The `--no-fallback` flag restricts the chain to the chosen
provider so a single misbehaving upstream cannot mask the real
behaviour of the others.
### Provider Selection
`--provider` accepts the values in the table below. `auto` is
the default and the recommended choice for production
pipelines. The chain order in `auto` mode is `youtube-direct`
then `provider_a` then `provider_b`; `provider_headless` only
joins the chain when the binary was built with the `headless`
feature.
| `auto` | Try `youtube-direct` first, then `provider_a`, then `provider_b`, then the headless provider if enabled. |
| `youtube-direct` | Only the YouTube-direct provider. Disables every other provider for the run. |
| `provider_a` | Only `provider_a`. Reproduces the v0.2.x default chain. |
| `provider_b` | Only `provider_b`. Reproduces the v0.2.x alternative path. |
| `provider_headless` | Only the headless provider. Requires `--features headless` at build time. |
The `--provider` and `--asr` flags compose: `--asr` propagates
to the chosen provider, which decides whether to prefer the
auto-generated track. `--asr --provider provider-a` is rejected
with exit code `64` (`EX_USAGE`) because the third-party
providers do not expose a manual-versus-ASR selection.

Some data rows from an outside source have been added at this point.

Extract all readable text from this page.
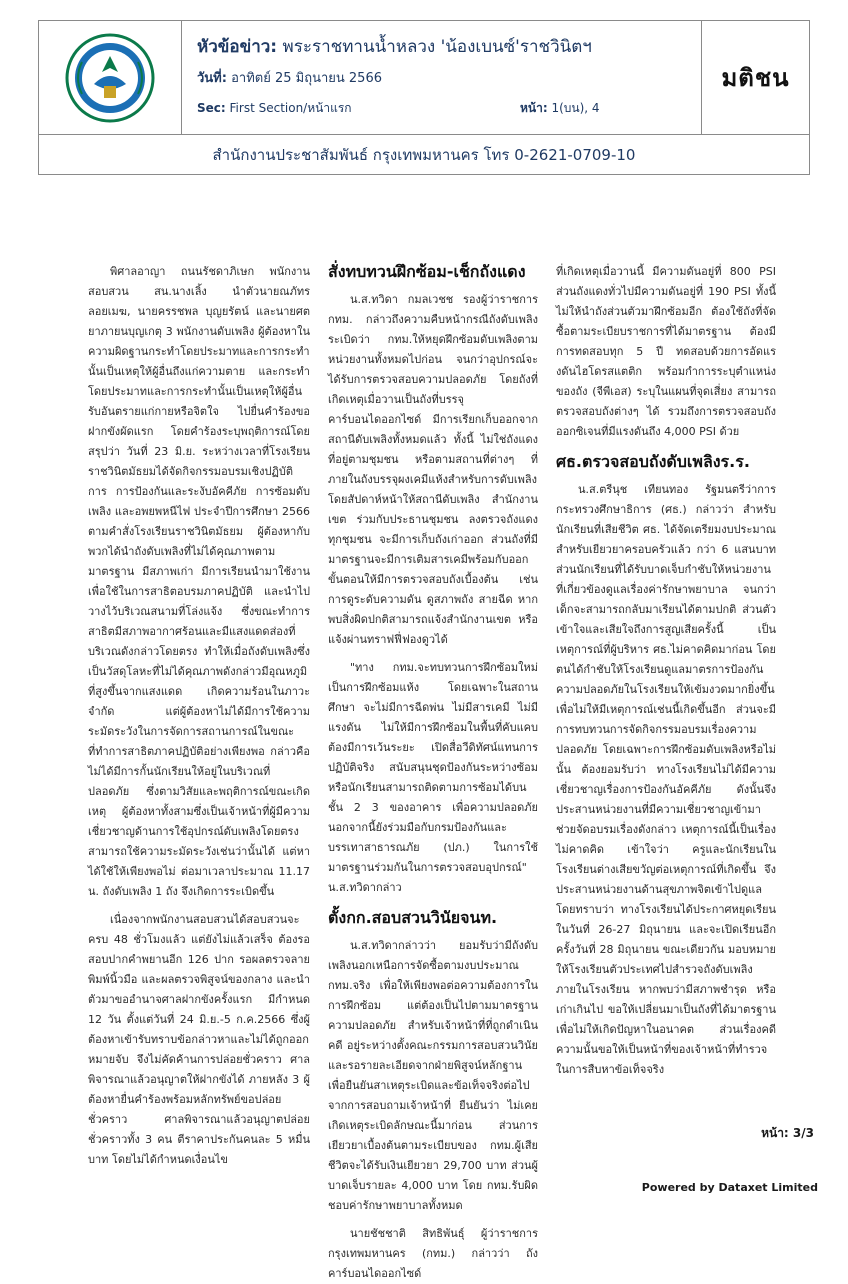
หัวข้อข่าว: พระราชทานน้ำหลวง 'น้องเบนซ์'ราชวินิตฯ
วันที่: อาทิตย์ 25 มิถุนายน 2566
Sec: First Section/หน้าแรก	หน้า: 1(บน), 4
มติชน
สำนักงานประชาสัมพันธ์ กรุงเทพมหานคร โทร 0-2621-0709-10

พิศาลอาญา ถนนรัชดาภิเษก พนักงานสอบสวน สน.นางเลิ้ง นำตัวนายณภัทร ลอยเมฆ, นายครรชพล บุญยรัตน์ และนายศตยาภายนบุญเกตุ 3 พนักงานดับเพลิง ผู้ต้องหาในความผิดฐานกระทำโดยประมาทและการกระทำนั้นเป็นเหตุให้ผู้อื่นถึงแก่ความตาย และกระทำโดยประมาทและการกระทำนั้นเป็นเหตุให้ผู้อื่นรับอันตรายแก่กายหรือจิตใจ ไปยื่นคำร้องขอฝากขังผัดแรก โดยคำร้องระบุพฤติการณ์โดยสรุปว่า วันที่ 23 มิ.ย. ระหว่างเวลาที่โรงเรียนราชวินิตมัธยมได้จัดกิจกรรมอบรมเชิงปฏิบัติการ การป้องกันและระงับอัคคีภัย การซ้อมดับเพลิง และอพยพหนีไฟ ประจำปีการศึกษา 2566 ตามคำสั่งโรงเรียนราชวินิตมัธยม ผู้ต้องหากับพวกได้นำถังดับเพลิงที่ไม่ได้คุณภาพตามมาตรฐาน มีสภาพเก่า มีการเรียนนำมาใช้งาน เพื่อใช้ในการสาธิตอบรมภาคปฏิบัติ และนำไปวางไว้บริเวณสนามที่โล่งแจ้ง ซึ่งขณะทำการสาธิตมีสภาพอากาศร้อนและมีแสงแดดส่องที่บริเวณดังกล่าวโดยตรง ทำให้เมื่อถังดับเพลิงซึ่งเป็นวัสดุโลหะที่ไม่ได้คุณภาพดังกล่าวมีอุณหภูมิที่สูงขึ้นจากแสงแดด เกิดความร้อนในภาวะจำกัด แต่ผู้ต้องหาไม่ได้มีการใช้ความระมัดระวังในการจัดการสถานการณ์ในขณะที่ทำการสาธิตภาคปฏิบัติอย่างเพียงพอ กล่าวคือ ไม่ได้มีการกั้นนักเรียนให้อยู่ในบริเวณที่ปลอดภัย ซึ่งตามวิสัยและพฤติการณ์ขณะเกิดเหตุ ผู้ต้องหาทั้งสามซึ่งเป็นเจ้าหน้าที่ผู้มีความเชี่ยวชาญด้านการใช้อุปกรณ์ดับเพลิงโดยตรง สามารถใช้ความระมัดระวังเช่นว่านั้นได้ แต่หาได้ใช้ให้เพียงพอไม่ ต่อมาเวลาประมาณ 11.17 น. ถังดับเพลิง 1 ถัง จึงเกิดการระเบิดขึ้น

เนื่องจากพนักงานสอบสวนได้สอบสวนจะครบ 48 ชั่วโมงแล้ว แต่ยังไม่แล้วเสร็จ ต้องรอสอบปากคำพยานอีก 126 ปาก รอผลตรวจลายพิมพ์นิ้วมือ และผลตรวจพิสูจน์ของกลาง และนำตัวมาขออำนาจศาลฝากขังครั้งแรก มีกำหนด 12 วัน ตั้งแต่วันที่ 24 มิ.ย.-5 ก.ค.2566 ซึ่งผู้ต้องหาเข้ารับทราบข้อกล่าวหาและไม่ได้ถูกออกหมายจับ จึงไม่คัดค้านการปล่อยชั่วคราว ศาลพิจารณาแล้วอนุญาตให้ฝากขังได้ ภายหลัง 3 ผู้ต้องหายื่นคำร้องพร้อมหลักทรัพย์ขอปล่อยชั่วคราว ศาลพิจารณาแล้วอนุญาตปล่อยชั่วคราวทั้ง 3 คน ตีราคาประกันคนละ 5 หมื่นบาท โดยไม่ได้กำหนดเงื่อนไข

สั่งทบทวนฝึกซ้อม-เช็กถังแดง

น.ส.ทวิดา กมลเวชช รองผู้ว่าราชการ กทม. กล่าวถึงความคืบหน้ากรณีถังดับเพลิงระเบิดว่า กทม.ให้หยุดฝึกซ้อมดับเพลิงตามหน่วยงานทั้งหมดไปก่อน จนกว่าอุปกรณ์จะได้รับการตรวจสอบความปลอดภัย โดยถังที่เกิดเหตุเมื่อวานเป็นถังที่บรรจุคาร์บอนไดออกไซด์ มีการเรียกเก็บออกจากสถานีดับเพลิงทั้งหมดแล้ว ทั้งนี้ ไม่ใช่ถังแดงที่อยู่ตามชุมชน หรือตามสถานที่ต่างๆ ที่ภายในถังบรรจุผงเคมีแห้งสำหรับการดับเพลิง โดยสัปดาห์หน้าให้สถานีดับเพลิง สำนักงานเขต ร่วมกับประธานชุมชน ลงตรวจถังแดงทุกชุมชน จะมีการเก็บถังเก่าออก ส่วนถังที่มีมาตรฐานจะมีการเติมสารเคมีพร้อมกับออกขั้นตอนให้มีการตรวจสอบถังเบื้องต้น เช่น การดูระดับความดัน ดูสภาพถัง สายฉีด หากพบสิ่งผิดปกติสามารถแจ้งสำนักงานเขต หรือแจ้งผ่านทราฟฟี่ฟองดูวได้

"ทาง กทม.จะทบทวนการฝึกซ้อมใหม่ เป็นการฝึกซ้อมแห้ง โดยเฉพาะในสถานศึกษา จะไม่มีการฉีดพ่น ไม่มีสารเคมี ไม่มีแรงดัน ไม่ให้มีการฝึกซ้อมในพื้นที่คับแคบต้องมีการเว้นระยะ เปิดสื่อวีดิทัศน์แทนการปฏิบัติจริง สนับสนุนชุดป้องกันระหว่างซ้อม หรือนักเรียนสามารถติดตามการซ้อมได้บนชั้น 2 3 ของอาคาร เพื่อความปลอดภัย นอกจากนี้ยังร่วมมือกับกรมป้องกันและบรรเทาสาธารณภัย (ปภ.) ในการใช้มาตรฐานร่วมกันในการตรวจสอบอุปกรณ์" น.ส.ทวิดากล่าว

ตั้งกก.สอบสวนวินัยจนท.

น.ส.ทวิดากล่าวว่า ยอมรับว่ามีถังดับเพลิงนอกเหนือการจัดซื้อตามงบประมาณ กทม.จริง เพื่อให้เพียงพอต่อความต้องการในการฝึกซ้อม แต่ต้องเป็นไปตามมาตรฐานความปลอดภัย สำหรับเจ้าหน้าที่ที่ถูกดำเนินคดี อยู่ระหว่างตั้งคณะกรรมการสอบสวนวินัย และรอรายละเอียดจากฝ่ายพิสูจน์หลักฐานเพื่อยืนยันสาเหตุระเบิดและข้อเท็จจริงต่อไป จากการสอบถามเจ้าหน้าที่ ยืนยันว่า ไม่เคยเกิดเหตุระเบิดลักษณะนี้มาก่อน ส่วนการเยียวยาเบื้องต้นตามระเบียบของ กทม.ผู้เสียชีวิตจะได้รับเงินเยียวยา 29,700 บาท ส่วนผู้บาดเจ็บรายละ 4,000 บาท โดย กทม.รับผิดชอบค่ารักษาพยาบาลทั้งหมด

นายชัชชาติ สิทธิพันธุ์ ผู้ว่าราชการกรุงเทพมหานคร (กทม.) กล่าวว่า ถังคาร์บอนไดออกไซด์

ที่เกิดเหตุเมื่อวานนี้ มีความดันอยู่ที่ 800 PSI ส่วนถังแดงทั่วไปมีความดันอยู่ที่ 190 PSI ทั้งนี้ ไม่ให้นำถังส่วนตัวมาฝึกซ้อมอีก ต้องใช้ถังที่จัดซื้อตามระเบียบราชการที่ได้มาตรฐาน ต้องมีการทดสอบทุก 5 ปี ทดสอบด้วยการอัดแรงดันไฮโดรสแตติก พร้อมกำการระบุตำแหน่งของถัง (จีพีเอส) ระบุในแผนที่จุดเสี่ยง สามารถตรวจสอบถังต่างๆ ได้ รวมถึงการตรวจสอบถังออกซิเจนที่มีแรงดันถึง 4,000 PSI ด้วย

ศธ.ตรวจสอบถังดับเพลิงร.ร.

น.ส.ตรีนุช เทียนทอง รัฐมนตรีว่าการกระทรวงศึกษาธิการ (ศธ.) กล่าวว่า สำหรับนักเรียนที่เสียชีวิต ศธ. ได้จัดเตรียมงบประมาณสำหรับเยียวยาครอบครัวแล้ว กว่า 6 แสนบาท ส่วนนักเรียนที่ได้รับบาดเจ็บกำชับให้หน่วยงานที่เกี่ยวข้องดูแลเรื่องค่ารักษาพยาบาล จนกว่าเด็กจะสามารถกลับมาเรียนได้ตามปกติ ส่วนตัวเข้าใจและเสียใจถึงการสูญเสียครั้งนี้ เป็นเหตุการณ์ที่ผู้บริหาร ศธ.ไม่คาดคิดมาก่อน โดยตนได้กำชับให้โรงเรียนดูแลมาตรการป้องกันความปลอดภัยในโรงเรียนให้เข้มงวดมากยิ่งขึ้น เพื่อไม่ให้มีเหตุการณ์เช่นนี้เกิดขึ้นอีก ส่วนจะมีการทบทวนการจัดกิจกรรมอบรมเรื่องความปลอดภัย โดยเฉพาะการฝึกซ้อมดับเพลิงหรือไม่นั้น ต้องยอมรับว่า ทางโรงเรียนไม่ได้มีความเชี่ยวชาญเรื่องการป้องกันอัคคีภัย ดังนั้นจึงประสานหน่วยงานที่มีความเชี่ยวชาญเข้ามาช่วยจัดอบรมเรื่องดังกล่าว เหตุการณ์นี้เป็นเรื่องไม่คาดคิด เข้าใจว่า ครูและนักเรียนในโรงเรียนต่างเสียขวัญต่อเหตุการณ์ที่เกิดขึ้น จึงประสานหน่วยงานด้านสุขภาพจิตเข้าไปดูแล โดยทราบว่า ทางโรงเรียนได้ประกาศหยุดเรียนในวันที่ 26-27 มิถุนายน และจะเปิดเรียนอีกครั้งวันที่ 28 มิถุนายน ขณะเดียวกัน มอบหมายให้โรงเรียนตัวประเทศไปสำรวจถังดับเพลิงภายในโรงเรียน หากพบว่ามีสภาพชำรุด หรือเก่าเกินไป ขอให้เปลี่ยนมาเป็นถังที่ได้มาตรฐาน เพื่อไม่ให้เกิดปัญหาในอนาคต ส่วนเรื่องคดีความนั้นขอให้เป็นหน้าที่ของเจ้าหน้าที่ทำรวจในการสืบหาข้อเท็จจริง

หน้า: 3/3
Powered by Dataxet Limited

Three micro-benchmarks live in `benches/cache_bench.rs`:
- `cache_key_compose` — composes cache filename from (video_id, lang, format)
- `url_length_check` — validates URL against 2048-byte cap
- `locale_parse_primary_subtag` — normalises BCP 47 to ISO 639-1
Run with `cargo bench --bench cache_bench`. Baseline on the maintainer's
x86_64-unknown-linux-gnu host (2026-06-14, release profile, 1000 samples):
- `cache_key_compose`: ~34 ns/iter
- `url_length_check`: 0 ns/iter (sub-ns, rounded down)
- `locale_parse_primary_subtag`: ~6 ns/iter
## Documentation
- [docs.rs/youtube-legend-cli](https://docs.rs/youtube-legend-cli) —
API reference for every public item.
- [CHANGELOG.md](CHANGELOG.md) — release history.
- [CONTRIBUTING.md](CONTRIBUTING.md) — development workflow.
- [SECURITY.md](SECURITY.md) — vulnerability disclosure.
- [CODE_OF_CONDUCT.md](CODE_OF_CONDUCT.md) — community standards.
- [llms.txt](llms.txt) — LLM-friendly entry point.
- [llms-full.txt](llms-full.txt) — LLM-friendly full reference.
- [docs/agent-teams-workflow.md](docs/agent-teams-workflow.md) —
the Agent Teams playbook used to deliver v0.2.6.
- [docs/decisions/0009-cargo-toml-ownership-in-parallel-tasks.md](docs/decisions/0009-cargo-toml-ownership-in-parallel-tasks.md) —
ADR-0009 (Cargo.toml serialisation under Agent Teams).
- `docs_prd/prd_youtube-legend-cli.md` — full PRD (Constitution: PRINC-001 a PRINC-015 embedded at §13).
- `docs_prd/spec_tecnica.md` — module contracts.
- `docs_prd/plano_implementacao.md` — development phases.
## Security
See [`SECURITY.md`](SECURITY.md) for the supported versions table,
the threat model, and the private vulnerability disclosure channel.
## Code of Conduct
This project follows the [Contributor Covenant 2.1](CODE_OF_CONDUCT.md).
## Contributing
See [`CONTRIBUTING.md`](CONTRIBUTING.md) for the development
workflow, MSRV expectations, style rules, and the
`no Co-authored-by` policy.
## License
Dual-licensed under either of [MIT](LICENSE-MIT) or
[Apache-2.0](LICENSE-APACHE), at your option.